Fertility models for ASFR approximation
fert.approx.Rd
Fertility models for ASFR approximation
Arguments
- fx
Numeric vector of age specific fertility rates.
- age
Numeric vector of ages.
- model
Character. Model name to be estimated. Now "Hadwiger", "Gamma", "Brass" and "Beta" are supported.
- start
Numeric vector with user-specific values of parameters for optimization. Default is
NULL
(choose automatically)- se
Logical. Should bootstrapped variance for ASFR approximation be calculated. Default is
FALSE
for no bootstrap.- alpha
Numeric. Used if
se = TRUE
, the level of uncertainty. By default,alpha = 0.05
for 95% CI.- bn
Numeric. Used if
se = TRUE
, number of bootstrap samples. By default,bn = 1000
.
Value
list with estimated model (parameters, variance-covariance matrix, percentiles of parameters) and dataframe with predicted and observed ASFR as well as SE and percentile of predictions
Details
This function runs least squares optimization (using default optim
) of the selected fertility function with 1e-06 as tolerance parameter.

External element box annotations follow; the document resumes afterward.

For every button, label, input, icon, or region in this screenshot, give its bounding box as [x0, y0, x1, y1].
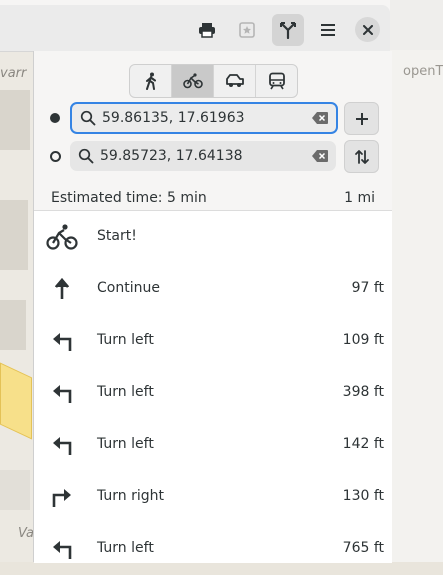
- turn-left-icon: [46, 377, 78, 409]
- mode-walk-button[interactable]: [130, 65, 172, 97]
- map-right-strip: [390, 50, 443, 562]
- printer-icon: [199, 23, 215, 38]
- instruction-row[interactable]: Turn left 142 ft: [34, 419, 392, 471]
- instruction-row[interactable]: Turn left 765 ft: [34, 523, 392, 575]
- instruction-distance: 765 ft: [342, 540, 384, 556]
- print-button[interactable]: [191, 14, 223, 46]
- instruction-distance: 130 ft: [342, 488, 384, 504]
- route-icon: [280, 22, 296, 39]
- swap-button[interactable]: [344, 140, 379, 173]
- turn-left-icon: [46, 533, 78, 565]
- close-icon: [362, 24, 373, 35]
- bicycle-icon: [182, 73, 203, 89]
- instruction-text: Turn left: [97, 384, 154, 400]
- map-label-attribution: openT: [403, 64, 443, 79]
- instruction-text: Turn left: [97, 332, 154, 348]
- route-summary: Estimated time: 5 min 1 mi: [51, 190, 375, 206]
- instruction-row[interactable]: Continue 97 ft: [34, 263, 392, 315]
- instruction-text: Turn right: [97, 488, 165, 504]
- add-via-button[interactable]: [344, 102, 379, 135]
- car-icon: [225, 74, 244, 87]
- destination-marker: [50, 151, 61, 162]
- close-button[interactable]: [355, 17, 380, 42]
- origin-value: 59.86135, 17.61963: [102, 110, 245, 126]
- instruction-row[interactable]: Turn left 398 ft: [34, 367, 392, 419]
- instruction-distance: 97 ft: [351, 280, 384, 296]
- instruction-list[interactable]: Start! Continue 97 ft Turn left 109 ft T…: [34, 210, 392, 563]
- estimated-time: Estimated time: 5 min: [51, 190, 207, 206]
- mode-transit-button[interactable]: [256, 65, 297, 97]
- map-label-street-2: Va: [18, 526, 35, 541]
- route-button[interactable]: [272, 14, 304, 46]
- mode-car-button[interactable]: [214, 65, 256, 97]
- train-icon: [268, 72, 285, 90]
- instruction-text: Turn left: [97, 436, 154, 452]
- route-panel: 59.86135, 17.61963 59.85723, 17.64138 Es…: [33, 51, 392, 563]
- origin-field[interactable]: 59.86135, 17.61963: [70, 102, 338, 134]
- search-icon: [80, 110, 96, 126]
- origin-marker: [50, 113, 60, 123]
- turn-left-icon: [46, 325, 78, 357]
- pedestrian-icon: [145, 72, 156, 90]
- instruction-row[interactable]: Turn right 130 ft: [34, 471, 392, 523]
- mode-bike-button[interactable]: [172, 65, 214, 97]
- star-icon: [239, 22, 255, 38]
- map-block: [0, 90, 30, 150]
- route-distance: 1 mi: [344, 190, 375, 206]
- instruction-row[interactable]: Start!: [34, 211, 392, 263]
- instruction-distance: 142 ft: [342, 436, 384, 452]
- map-block: [0, 300, 26, 350]
- turn-left-icon: [46, 429, 78, 461]
- favorite-button[interactable]: [231, 14, 263, 46]
- map-top-right: [390, 0, 443, 50]
- destination-field[interactable]: 59.85723, 17.64138: [70, 141, 336, 171]
- map-block: [0, 200, 28, 270]
- header-bar: [0, 5, 390, 52]
- clear-destination-icon[interactable]: [312, 150, 328, 162]
- instruction-text: Start!: [97, 228, 137, 244]
- map-label-street: varr: [0, 66, 27, 81]
- main-menu-button[interactable]: [312, 14, 344, 46]
- bicycle-icon: [46, 221, 78, 253]
- destination-value: 59.85723, 17.64138: [100, 148, 243, 164]
- plus-icon: [355, 112, 368, 125]
- transport-mode-selector: [129, 64, 298, 98]
- instruction-row[interactable]: Turn left 109 ft: [34, 315, 392, 367]
- hamburger-icon: [321, 24, 335, 36]
- clear-origin-icon[interactable]: [312, 112, 328, 124]
- turn-right-icon: [46, 481, 78, 513]
- arrow-up-icon: [46, 273, 78, 305]
- instruction-distance: 109 ft: [342, 332, 384, 348]
- map-road: [0, 362, 32, 440]
- instruction-text: Turn left: [97, 540, 154, 556]
- swap-icon: [354, 149, 369, 164]
- search-icon: [78, 148, 94, 164]
- instruction-distance: 398 ft: [342, 384, 384, 400]
- map-block: [0, 470, 30, 510]
- instruction-text: Continue: [97, 280, 160, 296]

\(f_x\) is age-specific fertility rate for age \(x\).
Hadwiger model
The model is as follows: $$f_x = \frac{ab}{c} \frac{c}{x}^{3/2} exp[-b^2(\frac{c}{x}+\frac{x}{c}-2)]$$ where \(a,b,c\) are estimated parameters that do not have demographic interpretation. Sometimes \(c\) is interpreted as mean age at childbearing.
Gamma model
The model is as follows: $$f_x = \frac{R}{\Gamma(b)c^b}(x-d)^{b-1} exp[-(\frac{x-d}{c})]$$ where \(R,b,c,d\) are estimated parameters. \(\Gamma\) is gamma function. \(R\) can be interpreted as fertility level (TFR) and \(d\) as mean age at childbearing.
Brass model
The model is as follows: $$f_x = c(x-d)(d+w-x)$$ where \(c,d,w\) are estimated parameters.
Beta model
The model is as follows: $$f_x = \frac{R}{\Beta(A,C)}(\beta - \alpha)^{-(A+C-1)}(x-\alpha)^{(A-1)}(\beta-x)^{(B-1)}$$ where \(\Beta\) is beta function, \(R, \beta, \alpha\) are estimated parameters, which can be interpreted as fertility level (TFR) and max and min age of childbearing respectively. \(A,C\) are $$C = (\frac{(v - \alpha)(\beta - v)}{\tau^2} - 1)\frac{\beta - v}{\beta - \alpha}$$ $$A = C\frac{v-\alpha}{v - \beta}$$ where \(v, \tau^2\) are estimated parameters, where \(v\) can be interpreted as mean age at childbearing. Thus, Beta model uses 5 parameters \(R, \beta, \alpha, v, \tau^2\), where only \(\tau^2\) has no demographic interpretation.